The patterns below show how to translate Cwerg three address instruction to x86-64 instruction variants.

  • <ins> regA regA imm => direct expansion (MI)

  • <ins> spillA spillA imm => direct expansion (MI)

  • <ins> regA regA regA => direct expansion (RM) or (MR)

  • <ins> regA regA regB => direct expansion (RM) or (MR)

  • <ins> regA regA spillB => direct expansion (RM)

  • <ins> spillA spillA regB => direct expansion (MR)

  • <ins> spillA spillA spillB => complex expansion (with tmp reg)

    mov-x86 tmp spillB; ins-x86 spillA tmp (MR)

This is all straight forward except for the case where all operands have been spilled. To obtain the tmp scratch register we may need to reserve one general and one floating point register.

Note, the situation where two operands are spilled also occurs for mov and unary instructions.

Instruction expansion (FP)

For floating point operations only the RM variant is available. So we get the following expansions (omitting the cases involving immediates):

  • <ins> regA regA regA => direct expansion (RM)

  • <ins> regA regA regB => direct expansion (RM)

  • <ins> regA regA spillB => direct expansion (RM)

  • <ins> spillA spillA regB => complex expansion (with tmp reg)

    mov-x86 tmp spillA; ins-x86 tmp regB ; mov-x86 spillA tmp (RM)

  • <ins> spillA spillA spillB => complex expansion (with tmp reg)

    mov-x86 tmp spillA; ins-x86 tmp spillB; mov-x86 spillA tmp (RM)

Calling Convention (inspired by System-V ABI)

scratch: rdi rsi rdx rcx r8 r9 r10 r11 rax xmm0-xmm7

Callee save: rbx rbp r12-15 rsp xmm8-xmm15

params-in: rdi rsi rdx rcx r8 r9

params-out: rax rdx

syscalls: rdi rsi rdx r10 r8 r9 -> rax (note: r10 takes the place of rcx )

Misc other Highlights

  • instruction selection is somewhat simplified as most immediates can be encoded directly without size restrictions in particular memory offsets can be up to 32 bit.

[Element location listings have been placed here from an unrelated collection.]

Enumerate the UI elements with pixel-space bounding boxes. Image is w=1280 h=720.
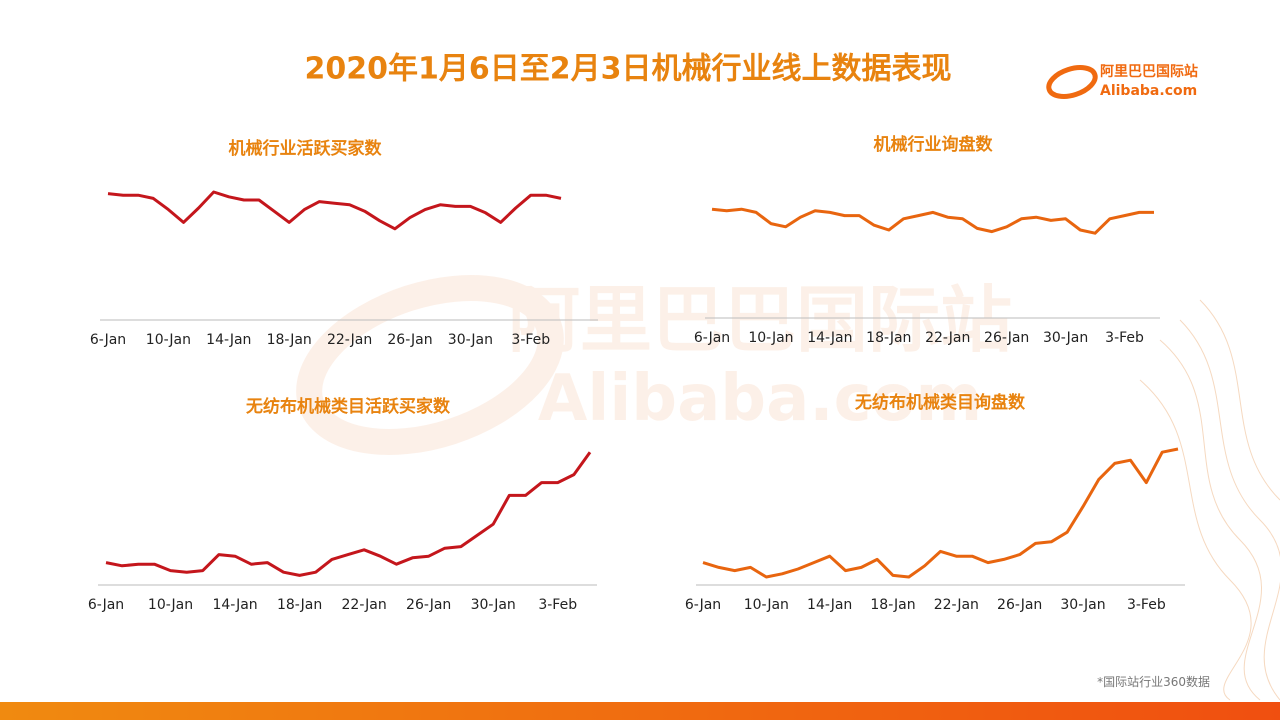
logo-cn: 阿里巴巴国际站 [1100,63,1198,80]
watermark-en: Alibaba.com [538,362,982,436]
x-tick-label: 6-Jan [685,597,721,613]
x-tick-label: 14-Jan [807,330,852,346]
x-tick-label: 6-Jan [88,597,124,613]
logo-en: Alibaba.com [1100,83,1197,99]
x-tick-label: 30-Jan [471,597,516,613]
x-tick-label: 14-Jan [212,597,257,613]
x-tick-label: 6-Jan [90,332,126,348]
x-tick-label: 26-Jan [406,597,451,613]
chart-title: 机械行业活跃买家数 [229,138,383,159]
chart-title: 无纺布机械类目询盘数 [854,392,1026,413]
x-tick-label: 22-Jan [342,597,387,613]
x-tick-label: 3-Feb [511,332,550,348]
x-tick-label: 30-Jan [1043,330,1088,346]
x-tick-label: 26-Jan [387,332,432,348]
watermark: 阿里巴巴国际站 Alibaba.com [296,275,1012,455]
x-tick-label: 26-Jan [997,597,1042,613]
data-line [105,451,592,577]
x-tick-label: 6-Jan [694,330,730,346]
x-tick-label: 30-Jan [1060,597,1105,613]
x-tick-label: 10-Jan [748,330,793,346]
x-tick-label: 22-Jan [934,597,979,613]
x-tick-label: 18-Jan [866,330,911,346]
x-tick-label: 26-Jan [984,330,1029,346]
x-tick-label: 14-Jan [206,332,251,348]
x-tick-label: 22-Jan [925,330,970,346]
data-line [711,207,1154,235]
x-tick-label: 14-Jan [807,597,852,613]
x-tick-label: 18-Jan [277,597,322,613]
x-tick-label: 18-Jan [870,597,915,613]
footnote: *国际站行业360数据 [1097,674,1210,689]
x-tick-label: 3-Feb [538,597,577,613]
chart-title: 机械行业询盘数 [874,134,994,155]
slide-title: 2020年1月6日至2月3日机械行业线上数据表现 [305,52,952,87]
x-tick-label: 3-Feb [1127,597,1166,613]
decor-waves [1139,299,1280,701]
bottom-bar [0,702,1280,720]
logo: 阿里巴巴国际站 Alibaba.com [1046,63,1198,99]
chart-title: 无纺布机械类目活跃买家数 [245,396,451,417]
x-tick-label: 18-Jan [267,332,312,348]
x-tick-label: 3-Feb [1105,330,1144,346]
data-line [702,447,1179,579]
data-line [107,190,562,231]
x-tick-label: 10-Jan [744,597,789,613]
x-tick-label: 10-Jan [146,332,191,348]
x-tick-label: 10-Jan [148,597,193,613]
x-tick-label: 30-Jan [448,332,493,348]
x-tick-label: 22-Jan [327,332,372,348]
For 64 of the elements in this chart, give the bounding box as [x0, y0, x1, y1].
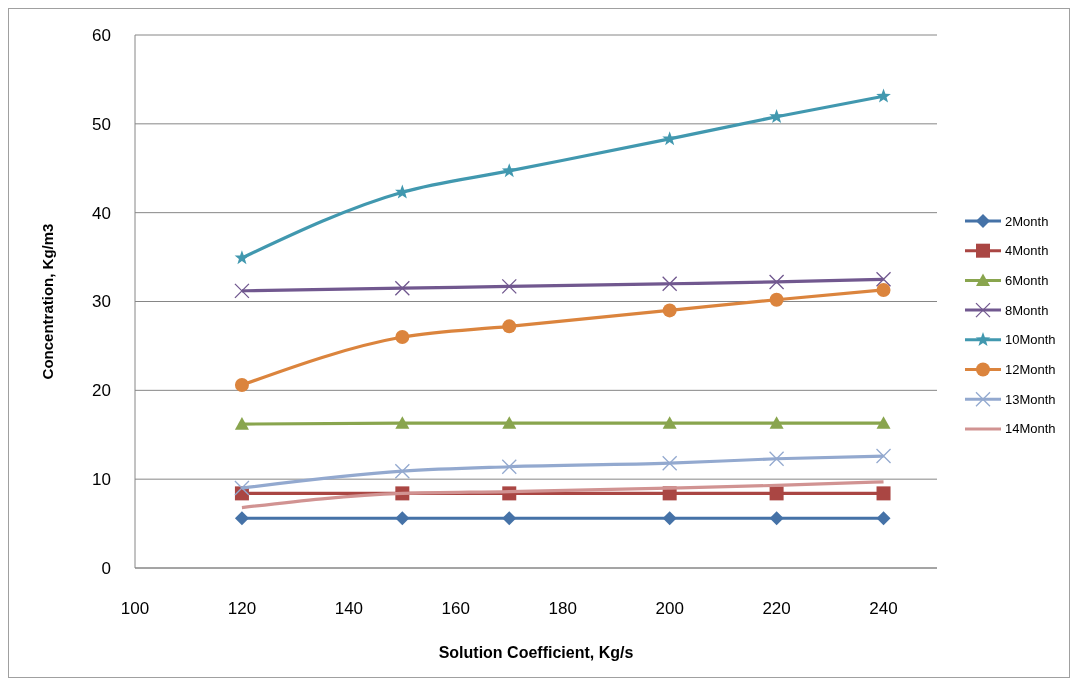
point [501, 278, 517, 295]
x-axis-title: Solution Coefficient, Kg/s [438, 644, 634, 661]
legend-label: 14Month [1005, 421, 1056, 437]
x-tick-label: 100 [120, 599, 150, 618]
point [769, 486, 784, 501]
y-tick-label: 50 [92, 114, 111, 134]
point [662, 276, 678, 292]
y-tick-label: 60 [92, 25, 111, 45]
y-tick-label: 10 [92, 470, 111, 490]
point [502, 319, 517, 334]
point [234, 480, 250, 496]
point [769, 511, 784, 526]
x-tick-label: 120 [227, 599, 257, 618]
point [876, 416, 891, 429]
point [395, 416, 410, 429]
point [769, 292, 784, 307]
y-tick-label: 30 [92, 292, 111, 312]
point [234, 378, 249, 392]
x-tick-label: 200 [655, 599, 684, 618]
y-tick-label: 0 [101, 558, 111, 578]
point [395, 184, 410, 199]
point [875, 271, 892, 287]
point [876, 88, 891, 103]
point [501, 459, 517, 475]
legend-label: 12Month [1005, 362, 1056, 378]
point [875, 448, 892, 464]
point [662, 455, 678, 471]
point [234, 511, 249, 526]
point [876, 511, 891, 526]
legend-label: 10Month [1005, 332, 1056, 348]
point [234, 283, 250, 299]
point [662, 131, 677, 146]
point [501, 163, 517, 178]
x-tick-label: 240 [869, 599, 898, 618]
y-tick-label: 40 [92, 203, 111, 223]
point [769, 416, 784, 429]
point [394, 463, 410, 479]
point [768, 274, 785, 290]
x-tick-label: 220 [762, 599, 791, 618]
point [502, 511, 517, 526]
point [502, 416, 517, 429]
x-tick-label: 180 [548, 599, 577, 618]
point [662, 511, 677, 526]
point [769, 109, 784, 123]
y-axis-title: Concentration, Kg/m3 [39, 223, 56, 380]
legend-label: 4Month [1005, 243, 1049, 259]
point [394, 280, 410, 296]
point [662, 416, 677, 429]
x-tick-label: 140 [334, 599, 364, 618]
point [768, 451, 785, 467]
legend-label: 8Month [1005, 302, 1049, 318]
line-series [240, 480, 886, 510]
point [234, 417, 249, 430]
point [876, 486, 891, 501]
point [234, 250, 250, 265]
point [395, 511, 410, 526]
legend-label: 13Month [1005, 391, 1056, 407]
legend-label: 6Month [1005, 272, 1049, 288]
point [395, 330, 410, 345]
x-tick-label: 160 [441, 599, 470, 618]
point [876, 282, 891, 297]
legend-label: 2Month [1005, 213, 1049, 229]
y-tick-label: 20 [92, 381, 111, 401]
point [662, 303, 677, 318]
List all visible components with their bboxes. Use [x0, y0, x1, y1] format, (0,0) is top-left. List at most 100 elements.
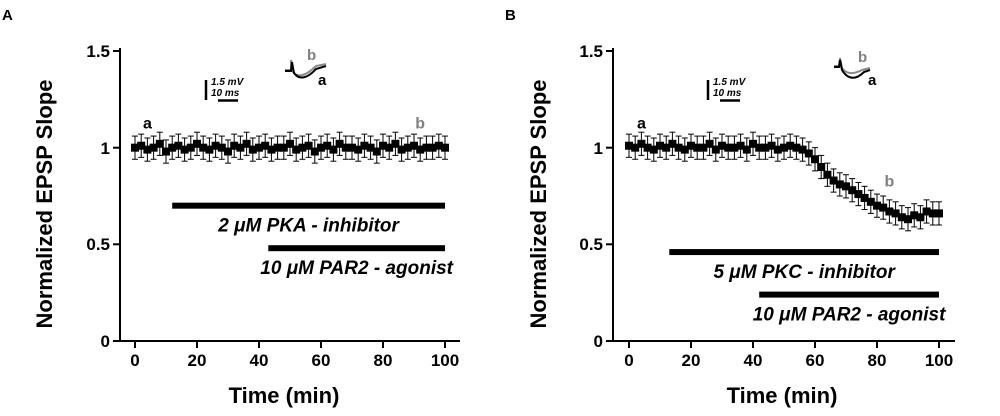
panel-b-x-tick-label: 40: [744, 351, 763, 370]
panel-b-data-point: [643, 143, 652, 152]
panel-b-data-point: [873, 201, 881, 210]
panel-a-data-point: [360, 141, 369, 150]
panel-b-data-point: [904, 215, 912, 224]
panel-a-data-point: [335, 139, 344, 148]
panel-a-data-point: [211, 141, 220, 150]
panel-a-plot-area: 2 μM PKA - inhibitor 10 μM PAR2 - agonist…: [131, 115, 454, 279]
panel-a-data-point: [261, 141, 270, 150]
panel-b-data-point: [835, 180, 844, 189]
panel-a-data-point: [236, 143, 245, 152]
panel-b-scale-voltage-label: 1.5 mV: [713, 77, 747, 88]
panel-a-data-point: [205, 145, 214, 154]
panel-a-data-point: [348, 143, 356, 152]
panel-b-plot-area: 5 μM PKC - inhibitor 10 μM PAR2 - agonist…: [625, 115, 946, 326]
panel-a-data-point: [143, 145, 152, 154]
panel-a-data-point: [273, 143, 282, 152]
panel-a-data-point: [379, 141, 387, 150]
panel-b-data-point: [897, 213, 906, 222]
panel-a-y-tick-label: 0: [101, 332, 110, 351]
panel-b-x-tick-label: 80: [868, 351, 887, 370]
panel-a-data-point: [366, 143, 375, 152]
panel-a-scale-time-label: 10 ms: [211, 88, 240, 99]
panel-b-data-point: [742, 145, 751, 154]
panel-b-data-point: [637, 139, 646, 148]
panel-a-drug-bar-label-2: 10 μM PAR2 - agonist: [260, 258, 453, 279]
panel-b-drug-bar-2: [759, 291, 939, 298]
panel-b-scale-bar: 1.5 mV 10 ms: [706, 77, 747, 102]
panel-b-data-point: [848, 186, 857, 195]
panel-a-data-point: [131, 143, 139, 152]
panel-b-trace-a: [834, 59, 871, 79]
panel-a-data-point: [286, 139, 294, 148]
panel-a-letter: A: [2, 7, 13, 24]
panel-b-x-tick-label: 60: [806, 351, 825, 370]
panel-a-data-point: [230, 141, 239, 150]
panel-b-data-point: [854, 190, 863, 199]
panel-b-trace-label-a: a: [868, 72, 877, 89]
panel-b-data-point: [649, 145, 658, 154]
panel-a-data-point: [242, 139, 251, 148]
panel-a-scale-bar: 1.5 mV 10 ms: [204, 77, 245, 102]
panel-a-data-point: [354, 145, 363, 154]
panel-b-y-axis-title: Normalized EPSP Slope: [526, 79, 551, 328]
panel-a-x-tick-label: 80: [374, 351, 393, 370]
panel-a-data-point: [441, 143, 449, 152]
panel-a: A Normalized EPSP Slope Time (min) 0 0.5…: [2, 7, 460, 408]
panel-b-data-point: [860, 193, 869, 202]
panel-b-example-traces: b a: [834, 49, 877, 89]
panel-b-y-tick-label: 0.5: [579, 235, 603, 254]
panel-b-data-point: [910, 211, 919, 220]
panel-b-x-axis-title: Time (min): [727, 383, 838, 408]
panel-a-data-point: [199, 143, 208, 152]
panel-a-data-point: [329, 145, 338, 154]
panel-b-data-point: [780, 143, 788, 152]
panel-b-data-point: [767, 141, 776, 150]
panel-b-data-point: [730, 143, 739, 152]
panel-b-data-point: [916, 213, 925, 222]
panel-b-data-point: [817, 163, 826, 172]
panel-b-data-point: [656, 141, 664, 150]
panel-b-x-tick-label: 100: [925, 351, 953, 370]
panel-b-data-point: [631, 143, 640, 152]
panel-a-x-tick-label: 0: [130, 351, 139, 370]
panel-b-data-point: [724, 143, 733, 152]
panel-b-x-tick-label: 0: [624, 351, 633, 370]
panel-a-data-point: [248, 145, 257, 154]
panel-b-data-point: [829, 176, 838, 185]
panel-b-y-tick-label: 0: [594, 332, 603, 351]
panel-b-data-point: [922, 207, 931, 216]
panel-a-x-tick-label: 20: [188, 351, 207, 370]
panel-a-timepoint-label-b: b: [415, 115, 425, 132]
panel-b-data-point: [804, 149, 813, 158]
panel-b-data-point: [928, 209, 937, 218]
panel-a-trace-a: [285, 61, 327, 79]
panel-a-data-point: [180, 145, 189, 154]
panel-a-data-point: [224, 147, 232, 156]
panel-a-drug-bar-1: [172, 202, 445, 209]
panel-b: B Normalized EPSP Slope Time (min) 0 0.5…: [505, 7, 955, 408]
panel-b-x-tick-label: 20: [682, 351, 701, 370]
panel-b-data-point: [755, 143, 764, 152]
panel-b-data-point: [786, 141, 795, 150]
panel-b-data-point: [668, 139, 677, 148]
panel-a-data-point: [174, 141, 183, 150]
panel-a-example-traces: b a: [285, 47, 327, 89]
panel-a-data-point: [267, 145, 276, 154]
panel-a-data-point: [292, 145, 301, 154]
panel-b-data-point: [674, 143, 683, 152]
panel-a-scale-voltage-label: 1.5 mV: [211, 77, 245, 88]
panel-a-trace-label-a: a: [318, 72, 327, 89]
panel-a-x-tick-label: 40: [250, 351, 269, 370]
panel-b-y-tick-label: 1: [594, 139, 603, 158]
panel-b-data-point: [705, 139, 714, 148]
panel-b-timepoint-label-b: b: [885, 173, 895, 190]
panel-a-y-tick-label: 0.5: [86, 235, 110, 254]
panel-b-data-point: [699, 143, 708, 152]
panel-a-x-axis-title: Time (min): [229, 383, 340, 408]
panel-a-timepoint-label-a: a: [143, 115, 152, 132]
panel-a-data-point: [397, 145, 406, 154]
panel-b-data-point: [680, 145, 689, 154]
panel-a-data-point: [403, 143, 412, 152]
panel-a-data-point: [137, 141, 146, 150]
panel-b-data-point: [792, 143, 801, 152]
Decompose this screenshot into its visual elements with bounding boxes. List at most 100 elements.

  • Once we have rewritten instructions to AAB form we have to be careful with subsequent optimizations

  • some instructions (div/mul/shl/shr/asr) use implicit registers we handle these by adding move instructions with fixed CpuRegs during legalization, e.g.

    div a b c 
    

    becomes

    mov RAX@rax b
    div RDX@rdx RAX@rax c  # hack: should really be div RAX@rax RAX@rax c 
    mov a RAX
    

    the hack is working in conjunction with instruction selection.

  • Spilled registers are handled directly by instruction selection so no rewrite as in the a64/a64 backends is necessary

  • Instruction selection is handling all data kinds (DK) so no widening step as in the a32/a64 backends is necessary. On the flip-side, the instruction selection tables are rather large.